The IAEA chief arrived in Vienna on Sunday after a visit to Tehran.
Referring to the “beautiful, logical outcome” of talks with Iranian officials, Rafael Gracie said the situation had been resolved.
“We have temporarily reached a bilateral strategic agreement where the agency will be able to continue the necessary verification and monitoring activities for three months,” Gracie said.
“We agree that this agreement will be reviewed on a regular basis – so that we can do it if we want to suspend or extend it,” he added.
Rafael Gracie said: ‘The IAEA expects to stabilize a volatile situation and I think the strategic agreement will be able to do that. Through which different levels of political talks can be successful.
The IAEA chief’s visit comes ahead of a February 23 deadline set by the Iranian parliament for US President Joe Biden to lift sanctions on his predecessor, Donald Trump. Tehran has announced it will suspend IAEA raids on Iran unless sanctions are lifted.
The IAEA chief said the number of inspectors would remain the same but cautiously said they could miss some opportunities.
Without elaborating, Iranian Foreign Minister Mohammad Javad Zarif said earlier that the IAEA would not have the opportunity to collect camera footage of the nuclear plant.
Gracie told reporters that the law passed by Iran’s parliament would be enforced, which would suspend the chance of a surprise visit by the IAEA.
“In any case, we have decided to go there and agree on a specific bilateral agreement … It has enabled us to connect with this time in the best possible way without losing the power of necessary observation and verification,” he said.

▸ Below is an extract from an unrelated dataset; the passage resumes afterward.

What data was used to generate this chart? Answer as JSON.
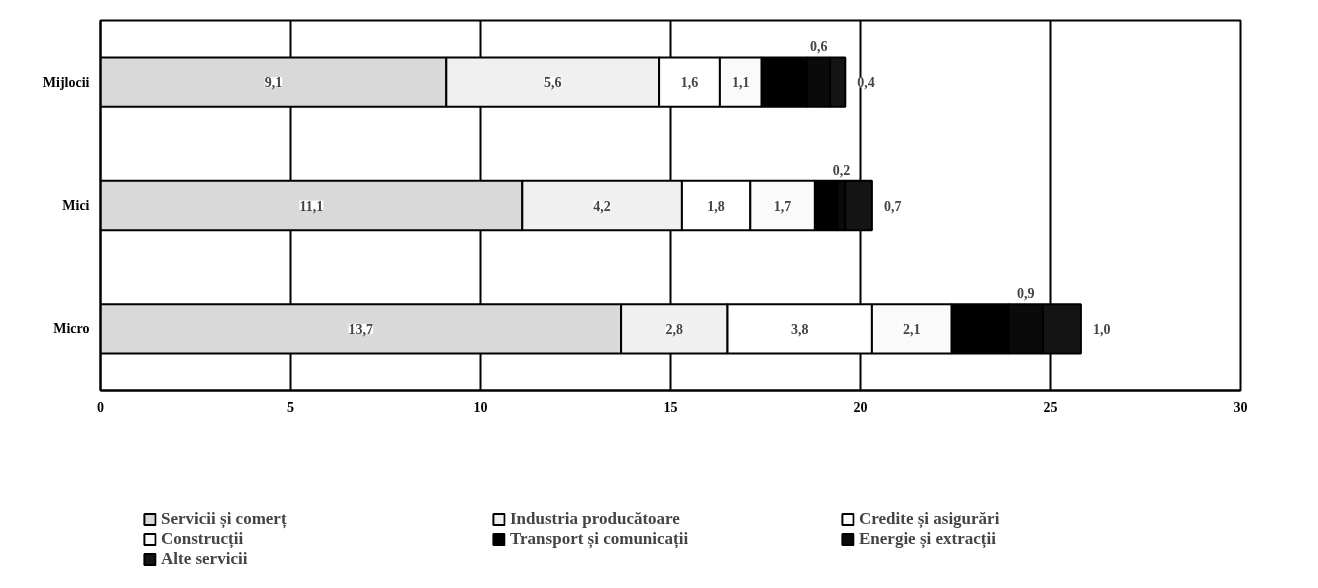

Mike Hanna, an Al Jazeera correspondent from Washington DC, said the announcement would create a huge opportunity for the United States and Iran to launch a diplomatic process.
For the past few weeks, there has been a stalemate between the two countries in the process of trying to launch the 2015 nuclear deal. Under the agreement, the country agreed to limit its nuclear program in exchange for lifting international sanctions on Iran.
After former US President Donald Trump removed the United States from the nuclear deal in 2016 and imposed a strict embargo, Iran gradually withdrew from the terms of the deal.
President Biden says he wants to return to the agreement, but that Iran must return to the terms of the agreement first. On the other hand, Iranian officials are demanding that the United States lift all sanctions and sanctions on the country first.
In an interview with Iranian state television on Sunday, Foreign Minister Jawad Zarif said European partners in the Joint Comprehensive Plan of Action (JCPOA) – Germany, France and Britain – should persuade the United States to return to the agreement.
“It’s not a long-term demand,” he said in an interview.
On Sunday, White House Security Adviser Jack Sullivan said Biden was preparing to discuss with Iran the limits of its nuclear program.
But he said Iran had the opportunity, saying “it is Iran that has isolated itself diplomatically, not the United States.”
Meanwhile, Ali Vayez, director of the International Crisis Group’s Iran project, welcomed the IAEA’s announcement, saying the agency had “proven they are the only adult in the room.”
“Hopefully, Iran and the United States will learn to be tolerant and creative in achieving the JCPOA revival goal,” he tweeted.